Scattering theory and cancellation of gravity-flexural waves of floating plates
Mohamed Farhat, Pai-Yen Chen, Hakan Bagci, Khaled Salama, and, Sebastien Guenneau

TL;DR
This paper develops a combined scattering theory for water and flexural waves in floating plates, enabling control of wave scattering with potential applications in ocean wave manipulation.
Contribution
It introduces a novel approach combining water wave and flexural wave theories to analyze and control wave scattering using floating plates.
Findings
Scattering dominated by zeroth-order multipole in gravity-flexural waves.
Non-vanishing scattering cross-section at zero frequency.

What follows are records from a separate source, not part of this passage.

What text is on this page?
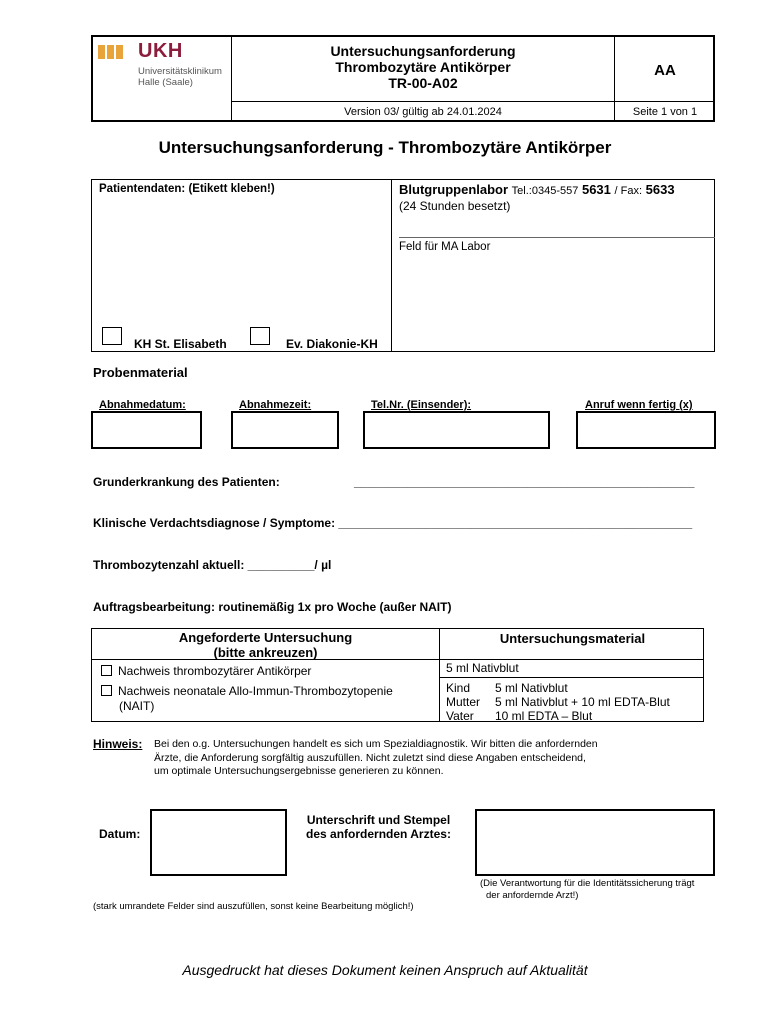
UKH
Universitätsklinikum
Halle (Saale)
Untersuchungsanforderung
Thrombozytäre Antikörper
TR-00-A02
AA
Version 03/ gültig ab 24.01.2024	Seite 1 von 1
Untersuchungsanforderung - Thrombozytäre Antikörper
Patientendaten: (Etikett kleben!)
KH St. Elisabeth	Ev. Diakonie-KH
Blutgruppenlabor Tel.:0345-557 5631 / Fax: 5633
(24 Stunden besetzt)
Feld für MA Labor
Probenmaterial
Abnahmedatum:	Abnahmezeit:	Tel.Nr. (Einsender):	Anruf wenn fertig (x)
Grunderkrankung des Patienten:	___________________________________________________
Klinische Verdachtsdiagnose / Symptome: _____________________________________________________
Thrombozytenzahl aktuell: __________/ µl
Auftragsbearbeitung: routinemäßig 1x pro Woche (außer NAIT)
Angeforderte Untersuchung
(bitte ankreuzen)
Untersuchungsmaterial
Nachweis thrombozytärer Antikörper	5 ml Nativblut
Nachweis neonatale Allo-Immun-Thrombozytopenie
(NAIT)
Kind 5 ml Nativblut
Mutter 5 ml Nativblut + 10 ml EDTA-Blut
Vater 10 ml EDTA – Blut
Hinweis: Bei den o.g. Untersuchungen handelt es sich um Spezialdiagnostik. Wir bitten die anfordernden
Ärzte, die Anforderung sorgfältig auszufüllen. Nicht zuletzt sind diese Angaben entscheidend,
um optimale Untersuchungsergebnisse generieren zu können.
Datum:
Unterschrift und Stempel
des anfordernden Arztes:
(Die Verantwortung für die Identitätssicherung trägt
der anfordernde Arzt!)
(stark umrandete Felder sind auszufüllen, sonst keine Bearbeitung möglich!)
Ausgedruckt hat dieses Dokument keinen Anspruch auf Aktualität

Reduction of the problem to a linear algebraic system.
Abstract
We combine theories of scattering for linearized water waves and flexural waves in thin plates to characterize and achieve control of water wave scattering using floating plates. This requires manipulating a sixth-order partial differential equation with appropriate boundary conditions of the velocity potential. Making use of multipole expansions, we reduce the scattering problem to a linear algebraic system. The response of a floating plate in the quasistatic limit simplifies, considering a distinct behavior for water and flexural waves. Unlike similar studies in electromagnetics and acoustics, scattering of gravity-flexural waves is dominated by the zeroth-order multipole term and this results in non-vanishing scattering cross-section also in the zero-frequency limit. Potential applications lie in floating structures manipulating ocean waves.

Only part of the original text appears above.